After You Left(41)
‘You could have left it at the bit about So yes, I believe I am in love with you. I’d have been fine with that.’ I try to sound light again. He is right: I do try to find blemishes. Maybe because the quiet voice inside me would think that if my own father didn’t think I was worth sticking around for, then why would any man? But I hate that strain in myself. I hate anyone even knowing it exists.
He draws my face in, until it’s barely an inch from his own. ‘Let me repeat. I want you to know it in no uncertain terms. I am in love with you, Alice.’ He kisses me, slow and long. ‘Are you happy now?’
I’m tired of this conversation. ‘Happy enough.’
FIFTEEN
Evelyn
Holy Island. 1983
‘I’m leaving Laura.’
They were standing in Evelyn’s kitchen. It was almost the end of their week. A week of him working with her on the house as he sang along to the radio, and her smiling inwardly, listening to him; of Evelyn cooking for him, them eating in the garden, and kissing under the plum tree. Of their jaunts to various little villages along the coast, where they would wander in and out of tea rooms, or buy fish and chips in cartons that they would then sit and eat at the end of the pier, feeding the odd seagull with the scraps of batter – careful not to look too cosy in case they were seen and aroused suspicion. But the last few days had been heavily weighted with the threat of it all ending. It had muted all joy and all conversation. Now she could barely meet his eyes without the tears springing.
Evelyn was wearing one of her mother’s dressing gowns. They had made love. He had dressed again in his gardening clothes. He had clung to her like he knew he was going to lose her, and even though she was busying herself by making tea, she was still aware of the bleak absence of his body. The ghostly pencil-line around where his love had just been.
‘Eddy, you can’t possibly leave Laura! This is insane!’ She quickly abandoned the idea of making tea.
He searched her face, slightly stunned by her reaction, but she refused to look at him. ‘Evelyn, I can’t speak for you, or for how you feel, but I, for one, am not going back to the way things were. I’d rather be alone for the rest of my life than plod on with her after this.’
A flurry of panic went through her. At the idea of going back to Mark she felt only the blankness of impossibility. But, strangely, that didn’t mean she wanted to feel this way. She recognised they had crossed a bridge to somewhere that neither of them was truly prepared to find themselves.
‘You can’t do it on my account. I won’t let you break up your family for me!’
‘But I love you. I’ve never felt like this over anyone. Only you, Evelyn.’
She floundered, thinking, No! I have to downplay this! We can’t do anything rash! ‘Eddy, you practically married your first sweetheart! You don’t know if you could feel this way over someone else. You haven’t had enough women.’
‘You were my first sweetheart. Or, you should have been.’

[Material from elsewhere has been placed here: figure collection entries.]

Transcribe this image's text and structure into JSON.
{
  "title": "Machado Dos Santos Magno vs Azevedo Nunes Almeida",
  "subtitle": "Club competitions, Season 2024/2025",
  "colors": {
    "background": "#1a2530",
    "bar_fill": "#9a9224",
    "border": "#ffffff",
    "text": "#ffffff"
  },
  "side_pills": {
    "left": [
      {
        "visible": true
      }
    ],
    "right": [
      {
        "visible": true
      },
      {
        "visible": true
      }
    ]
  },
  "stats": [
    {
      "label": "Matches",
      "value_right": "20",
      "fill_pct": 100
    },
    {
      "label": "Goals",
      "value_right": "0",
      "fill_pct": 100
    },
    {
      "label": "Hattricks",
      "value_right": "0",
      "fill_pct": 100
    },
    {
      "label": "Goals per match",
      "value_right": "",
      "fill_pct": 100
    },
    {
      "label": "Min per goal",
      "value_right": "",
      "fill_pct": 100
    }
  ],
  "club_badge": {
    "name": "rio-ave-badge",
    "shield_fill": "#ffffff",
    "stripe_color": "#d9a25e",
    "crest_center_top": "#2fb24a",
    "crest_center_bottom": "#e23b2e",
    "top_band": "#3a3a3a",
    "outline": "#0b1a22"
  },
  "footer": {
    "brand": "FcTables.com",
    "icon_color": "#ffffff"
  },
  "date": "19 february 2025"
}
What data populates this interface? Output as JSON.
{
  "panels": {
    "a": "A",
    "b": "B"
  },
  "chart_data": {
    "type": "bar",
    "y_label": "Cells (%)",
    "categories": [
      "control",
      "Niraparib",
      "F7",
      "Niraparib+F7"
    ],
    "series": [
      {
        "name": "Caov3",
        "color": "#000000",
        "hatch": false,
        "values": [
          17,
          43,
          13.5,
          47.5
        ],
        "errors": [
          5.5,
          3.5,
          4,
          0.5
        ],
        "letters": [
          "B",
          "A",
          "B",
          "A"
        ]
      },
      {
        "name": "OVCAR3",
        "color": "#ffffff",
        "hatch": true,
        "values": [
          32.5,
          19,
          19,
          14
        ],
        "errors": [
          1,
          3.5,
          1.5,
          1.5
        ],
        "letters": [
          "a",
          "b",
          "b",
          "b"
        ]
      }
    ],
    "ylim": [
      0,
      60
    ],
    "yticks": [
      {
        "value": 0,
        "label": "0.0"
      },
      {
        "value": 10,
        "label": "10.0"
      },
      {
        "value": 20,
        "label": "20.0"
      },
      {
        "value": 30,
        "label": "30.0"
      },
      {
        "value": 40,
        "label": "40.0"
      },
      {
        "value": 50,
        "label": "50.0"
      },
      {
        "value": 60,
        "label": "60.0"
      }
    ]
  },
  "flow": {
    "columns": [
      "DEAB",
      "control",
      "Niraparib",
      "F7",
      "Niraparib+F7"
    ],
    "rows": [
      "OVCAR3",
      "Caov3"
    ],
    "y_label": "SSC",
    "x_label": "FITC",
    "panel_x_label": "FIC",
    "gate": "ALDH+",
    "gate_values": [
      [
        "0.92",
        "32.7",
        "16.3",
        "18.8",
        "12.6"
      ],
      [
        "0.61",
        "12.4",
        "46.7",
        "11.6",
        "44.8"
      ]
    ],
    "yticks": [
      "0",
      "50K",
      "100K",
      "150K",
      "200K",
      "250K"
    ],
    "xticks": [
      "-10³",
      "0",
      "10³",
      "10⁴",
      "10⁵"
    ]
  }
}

‘We don’t know that we’d have worked.’
He looked at her in disbelief and frustration. ‘Why are you saying this?’ She had hurt him. ‘Do you honestly believe – after the time we have just spent together; after everything we have continued to mean to one another – that we wouldn’t work, Evelyn? Do you?’ He was searching her face, but she refused to meet his eyes.
When she wouldn’t answer, he said, ‘You can believe what you want, but I’m certain there’s a reason we had to meet again after all these years. And these last few days have proven this to be right. Tell me you don’t believe that this was fate?’
‘Even if all that’s true, Eddy, you have a family. A child. You belong to someone else. As do I.’
‘But we can change that! We have a chance! Evelyn, I want to do all the things with you that I should have been doing with you from the minute we met. I want to shop with you, go to the beach with you, fill up petrol with you, watch telly with you, plan holidays with you . . . I want to be able to be seen with you in public, without looking over my shoulder. I want to walk down the damned street with you, holding your hand. I want this affair word stricken from my mind. It’s beneath us. I don’t want to be ashamed. I only want to be proud of everything that exists between us.’ He was right in referencing how covert they’d felt they needed to be. How many times, when they were doing errands around town, had she wanted to stop and spontaneously kiss him? But she’d had to check herself. Despite them trying on the idea of being an item, it had been so depressingly tempered by the fact that they were both married to someone else. And, if anything, he had hated that more than her, and she hadn’t known that would be possible.
He held his head between both of his hands – this gesture of despair or silent panic she had seen before. After a moment, he looked up again. ‘I want you to be my wife. I want to see the outline of your body there in bed. And I want to see that outline of you change over the years, Evelyn. I want to be with you when I’m old and know that maybe it didn’t work out quite the way it should have, but at least I got forty good years with you – if I’m lucky enough to get that.’ He paused, his eyes buzzing around her face. ‘I want a life with you, and there’s no reason why we shouldn’t have that in this day and age. We’re not living in our parents’ era.’